We thank the reviewers for their insightful comments, and will address the issues raised and questions asked as much as possible in this author response.


1. Several reviewers made comments about the figures, and in particularly Fig.5. In the final version we will (i) make sure all figures are clear in B/W; (ii) provide separate captions for the left and right figures; (iii) move Fig.5 to the main paper; (iv) clearly explain all models used in the experiment.


2. Another issue requiring clarification was raised by R4:
"david hand discusses other problems from a paper 6 years ago:
http://link.springer.com/article/10.1007%2Fs10994-009-5119-5#page-1
in other words, ROC curves and AUC is useful, but known to be problematic."

Thanks for raising this. First, note that Hand only criticised AUC as a measure of classification performance (not ROC curves as such, nor AUC as a measure of ranking performance). In his paper Hand set out to relate AUC to expected misclassification loss under varying cost proportions, but the derived relation was model-dependent as it assumed optimal decision thresholds only. It has since been shown that if thresholds are aggregated in a different way the model dependence vanishes and AUC can be translated into expected loss, see citation [7] in the paper. We will add a clarification to the paper. Note that Theorem 2 of our paper uses similar ideas to relate AUPRG to expected F1 score.


3. (R1) "Another important disadvantage of recall precision curves is that their not invariant with respect to the distribution of labels in the test data (proportion \pi). This should be also discussed in the paper."

This was intended to be captured under 'Non-universal baselines' at the top of p.4. This will be emphasised more.


4. (R1) "PR curves and average precision are a standard tool for evaluating object detection approaches, e.g. for the Pascal VOC Challenge. It would be very interesting if the authors would be able to get access to the results in the challenge and rerank the entries of the competition according to precision recall gain curves."

This is an excellent suggestion, we have already contacted the organisers of the VOC Challenge.


5. (R2) "What is the last column in Contingency table in page 4? The TP at the third column should be TN?"

The last column and the last row give row/column marginals, this will be clarified in the paper. TP in the third column is correct, this reflects the fact that F-score ignores TN and instead weights TP twice compared to FP and FN, see Eq.(1).
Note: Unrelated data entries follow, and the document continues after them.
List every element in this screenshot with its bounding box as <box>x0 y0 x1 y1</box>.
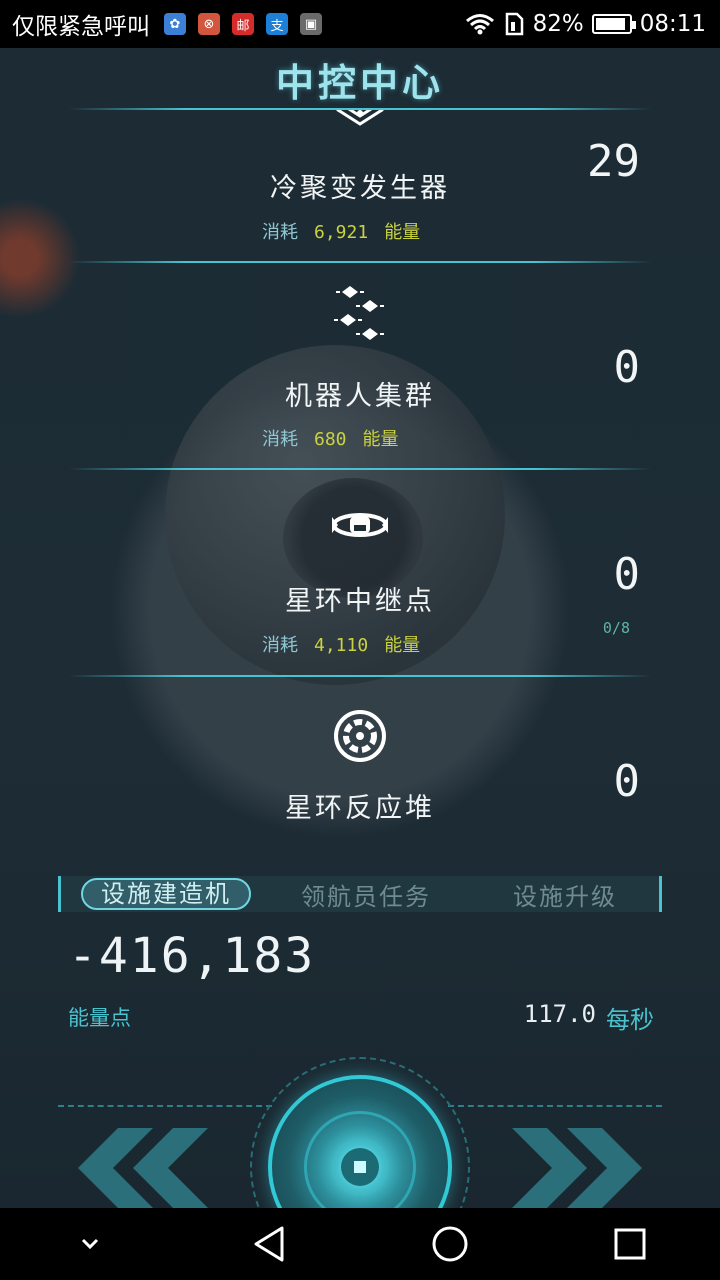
facility-count: 0 <box>613 549 641 600</box>
star-ring-reactor-icon <box>334 710 386 762</box>
dashed-line-left <box>58 1105 272 1107</box>
energy-rate-value: 117.0 <box>523 1000 596 1028</box>
next-arrow-button[interactable] <box>502 1128 652 1208</box>
tab-facility-builder[interactable]: 设施建造机 <box>81 878 251 910</box>
app-mail-icon: 邮 <box>232 13 254 35</box>
cost-value: 680 <box>314 429 347 450</box>
facility-name: 星环反应堆 <box>285 793 435 824</box>
facility-cost: 消耗 4,110 能量 <box>262 631 420 657</box>
chevron-down-icon <box>81 1238 99 1250</box>
app-alipay-icon: 支 <box>266 13 288 35</box>
tab-facility-upgrade[interactable]: 设施升级 <box>513 877 617 912</box>
robot-swarm-icon <box>334 286 384 340</box>
battery-icon <box>591 14 636 34</box>
facility-item[interactable]: 星环中继点 消耗 4,110 能量 0 0/8 <box>0 469 720 676</box>
facility-count: 0 <box>613 342 641 393</box>
previous-arrow-button[interactable] <box>68 1128 218 1208</box>
facility-name: 机器人集群 <box>285 381 435 412</box>
facility-capacity: 0/8 <box>602 619 630 637</box>
cost-unit: 能量 <box>362 429 399 450</box>
nav-recents-button[interactable] <box>600 1214 660 1274</box>
tab-bar: 设施建造机 领航员任务 设施升级 <box>58 876 662 912</box>
status-right: 82% 08:11 <box>465 11 706 37</box>
facility-cost: 消耗 6,921 能量 <box>262 218 420 244</box>
dashed-line-right <box>448 1105 662 1107</box>
back-triangle-icon <box>254 1226 284 1262</box>
facility-count: 29 <box>587 136 640 187</box>
battery-percent: 82% <box>532 11 584 37</box>
tab-navigator-missions[interactable]: 领航员任务 <box>301 877 431 912</box>
facility-cost: 消耗 680 能量 <box>262 425 399 451</box>
dial-center-icon <box>341 1148 379 1186</box>
cold-fusion-icon <box>336 110 384 126</box>
cost-label: 消耗 <box>262 222 298 243</box>
cost-value: 4,110 <box>314 635 369 656</box>
facility-count: 0 <box>613 756 641 807</box>
status-bar: 仅限紧急呼叫 ✿ ⊗ 邮 支 ▣ 82% 08:11 <box>0 0 720 48</box>
cost-unit: 能量 <box>384 222 421 243</box>
energy-points-label: 能量点 <box>68 1006 131 1030</box>
cost-value: 6,921 <box>314 222 369 243</box>
star-ring-relay-icon <box>332 513 388 537</box>
energy-rate: 117.0 每秒 <box>524 1000 654 1035</box>
nav-home-button[interactable] <box>420 1214 480 1274</box>
page-title: 中控中心 <box>275 61 444 105</box>
facility-item[interactable]: 星环反应堆 0 <box>0 676 720 830</box>
facility-item[interactable]: 机器人集群 消耗 680 能量 0 <box>0 262 720 469</box>
energy-points-value: -416,183 <box>68 928 316 984</box>
nav-collapse-button[interactable] <box>60 1214 120 1274</box>
wifi-icon <box>465 14 494 35</box>
app-red-circle-icon: ⊗ <box>198 13 220 35</box>
notification-icons: ✿ ⊗ 邮 支 ▣ <box>164 13 322 35</box>
energy-rate-unit: 每秒 <box>606 1006 654 1034</box>
navigation-bar <box>0 1208 720 1280</box>
sim-icon <box>505 12 523 36</box>
app-gallery-icon: ▣ <box>300 13 322 35</box>
home-circle-icon <box>432 1226 468 1262</box>
facility-name: 星环中继点 <box>285 586 435 617</box>
carrier-text: 仅限紧急呼叫 <box>12 14 150 40</box>
recents-square-icon <box>614 1228 646 1260</box>
clock: 08:11 <box>639 11 706 37</box>
cost-label: 消耗 <box>262 429 298 450</box>
cost-label: 消耗 <box>262 635 298 656</box>
cost-unit: 能量 <box>384 635 421 656</box>
nav-back-button[interactable] <box>240 1214 300 1274</box>
app-blue-icon: ✿ <box>164 13 186 35</box>
facility-list[interactable]: 冷聚变发生器 消耗 6,921 能量 29 机器人集群 消耗 680 能量 0 <box>0 110 720 830</box>
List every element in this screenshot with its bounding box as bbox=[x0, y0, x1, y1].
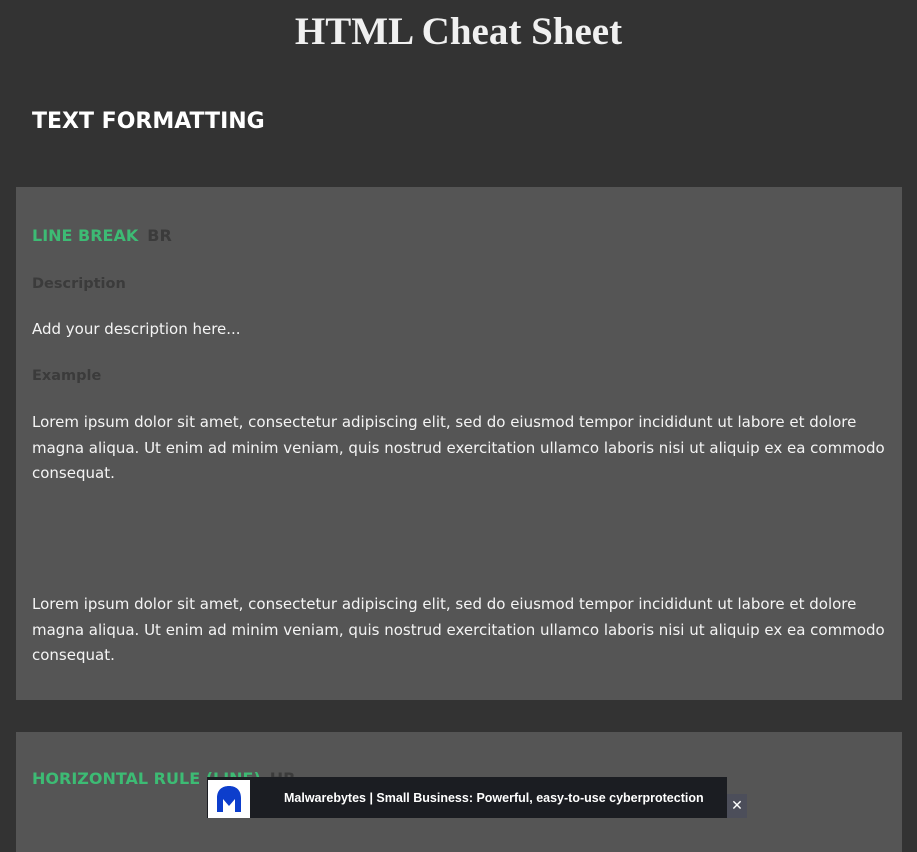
section-heading: TEXT FORMATTING bbox=[32, 109, 265, 134]
description-text: Add your description here... bbox=[32, 320, 241, 338]
description-label: Description bbox=[32, 276, 126, 292]
example-paragraph: Lorem ipsum dolor sit amet, consectetur … bbox=[32, 595, 885, 664]
line-break-card: LINE BREAK BR Description Add your descri… bbox=[16, 187, 902, 700]
close-icon[interactable]: ✕ bbox=[727, 794, 747, 818]
example-paragraph: Lorem ipsum dolor sit amet, consectetur … bbox=[32, 413, 885, 482]
card-title: LINE BREAK BR bbox=[32, 225, 172, 247]
card-title-name: LINE BREAK bbox=[32, 226, 139, 245]
card-title-tag: BR bbox=[147, 226, 172, 245]
ad-banner[interactable]: Malwarebytes | Small Business: Powerful,… bbox=[207, 777, 727, 818]
page-title: HTML Cheat Sheet bbox=[294, 10, 623, 53]
malwarebytes-logo-icon bbox=[208, 780, 250, 818]
ad-text[interactable]: Malwarebytes | Small Business: Powerful,… bbox=[284, 790, 704, 806]
example-label: Example bbox=[32, 368, 102, 384]
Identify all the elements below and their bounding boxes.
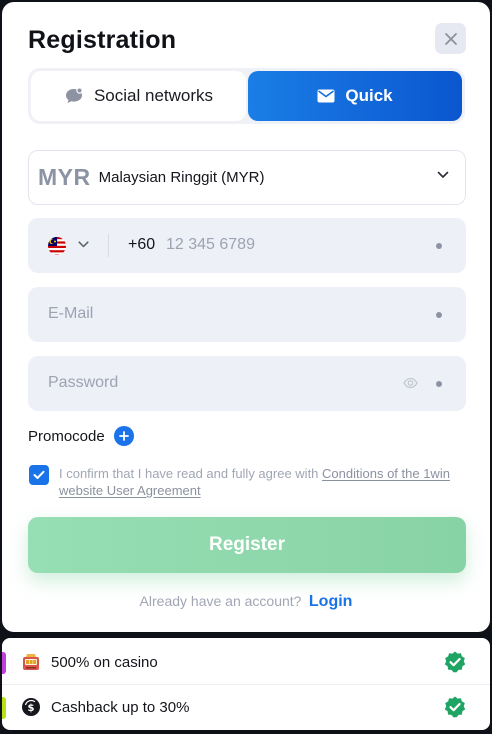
malaysia-flag-icon[interactable] [48,237,66,255]
tab-quick[interactable]: Quick [248,71,462,121]
cashback-icon: $ [22,698,40,716]
modal-title: Registration [28,26,177,54]
required-indicator [436,312,442,318]
phone-input[interactable]: 12 345 6789 [166,236,255,254]
plus-icon[interactable] [113,426,134,446]
verified-badge-icon [444,651,466,673]
envelope-icon [317,89,335,103]
bonus-panel: 500% on casino $ Cashback up to 30% [2,638,490,730]
bonus-item-cashback[interactable]: $ Cashback up to 30% [2,684,490,729]
registration-tabs: Social networks Quick [28,68,465,124]
dial-code: +60 [128,236,156,253]
phone-divider [108,234,109,257]
country-chevron-down-icon[interactable] [78,241,89,248]
password-placeholder: Password [48,374,119,391]
currency-name: Malaysian Ringgit (MYR) [98,169,265,186]
checkmark-icon [33,470,45,479]
bonus-label: Cashback up to 30% [51,699,190,716]
login-link[interactable]: Login [309,593,353,610]
login-question: Already have an account? [139,593,302,609]
svg-text:$: $ [28,703,35,714]
tab-social-label: Social networks [93,86,214,105]
bonus-item-casino[interactable]: 500% on casino [2,640,490,685]
phone-field: +60 12 345 6789 [28,218,466,273]
login-prompt: Already have an account? Login [2,593,490,611]
verified-badge-icon [444,696,466,718]
promocode-label: Promocode [28,427,105,445]
email-field[interactable]: E-Mail [28,287,466,342]
chevron-down-icon [437,171,449,178]
currency-select[interactable]: MYR Malaysian Ringgit (MYR) [28,150,466,205]
register-button[interactable]: Register [28,517,466,573]
eye-icon[interactable] [403,377,418,389]
registration-modal: Registration Social networks Quick MYR M… [2,2,490,632]
promocode-toggle[interactable]: Promocode [28,426,134,446]
tab-quick-label: Quick [345,86,393,105]
agreement-statement: I confirm that I have read and fully agr… [59,466,323,481]
agreement-checkbox[interactable] [29,465,49,485]
tab-social-networks[interactable]: Social networks [31,71,246,121]
close-button[interactable] [435,23,466,54]
currency-code: MYR [38,164,91,190]
close-icon [444,32,457,45]
bonus-label: 500% on casino [51,654,158,671]
agreement-text: I confirm that I have read and fully agr… [59,465,454,499]
chat-bubble-icon [65,87,83,103]
slot-machine-icon [23,654,39,670]
bonus-accent [2,697,6,719]
password-field[interactable]: Password [28,356,466,411]
email-placeholder: E-Mail [48,305,94,322]
required-indicator [436,381,442,387]
required-indicator [436,243,442,249]
bonus-accent [2,652,6,674]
6. (R2) "What is x in line 243?"

Here x refers to an arbitrary value measured on a scale from min to max, which is then mapped to the [0,1] interval by Eq.(3). We use this mapping to normalise prec, rec, and F_beta. This will be clarified.
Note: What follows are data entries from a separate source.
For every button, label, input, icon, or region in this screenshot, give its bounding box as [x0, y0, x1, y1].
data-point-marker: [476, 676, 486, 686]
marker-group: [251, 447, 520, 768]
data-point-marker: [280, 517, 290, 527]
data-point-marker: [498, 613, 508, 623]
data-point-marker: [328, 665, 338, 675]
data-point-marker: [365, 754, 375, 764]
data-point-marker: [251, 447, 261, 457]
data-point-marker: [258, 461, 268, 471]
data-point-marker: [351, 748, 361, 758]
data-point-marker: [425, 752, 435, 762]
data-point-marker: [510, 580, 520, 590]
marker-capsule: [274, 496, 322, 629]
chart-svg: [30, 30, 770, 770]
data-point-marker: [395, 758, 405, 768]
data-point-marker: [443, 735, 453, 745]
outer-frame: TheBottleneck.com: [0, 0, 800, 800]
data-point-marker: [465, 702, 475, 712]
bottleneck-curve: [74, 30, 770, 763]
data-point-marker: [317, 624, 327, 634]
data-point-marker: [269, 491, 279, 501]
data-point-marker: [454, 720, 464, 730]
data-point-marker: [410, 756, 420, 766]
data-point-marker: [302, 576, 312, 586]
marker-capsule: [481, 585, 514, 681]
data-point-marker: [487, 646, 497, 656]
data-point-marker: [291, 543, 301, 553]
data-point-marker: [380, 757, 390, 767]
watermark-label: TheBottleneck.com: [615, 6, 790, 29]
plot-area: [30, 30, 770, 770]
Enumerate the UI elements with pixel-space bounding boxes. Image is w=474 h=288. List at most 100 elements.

7. (R3) "At line 390, what are AUROCs for IBK and Logistic Regression?"

The numbers are as follows (these will be added to the paper):

model = Logistic
AUPR = 0.862069183648017
AUPRG = 0.864815307546806
AUROC = 0.934834227911619

model = IBk
AUPR = 0.911434951724443
AUPRG = 0.837058453292835
AUROC = 0.870355895866427


8. (R6) "I think it would be able to try to give a sense of what precision gain and recall gain mean intuitively."

Eq.(3) on p.5 was meant to convey this intuition (unfortunately it contains a small mistake: the numerator of the right-hand side should read max*(x-min) rather than max*x-min. Since max=1 in all applications of this equation this doesn't affect subsequent results). The key idea is to normalise using a harmonic scale rather than a linear scale, since precision and recall are ratios.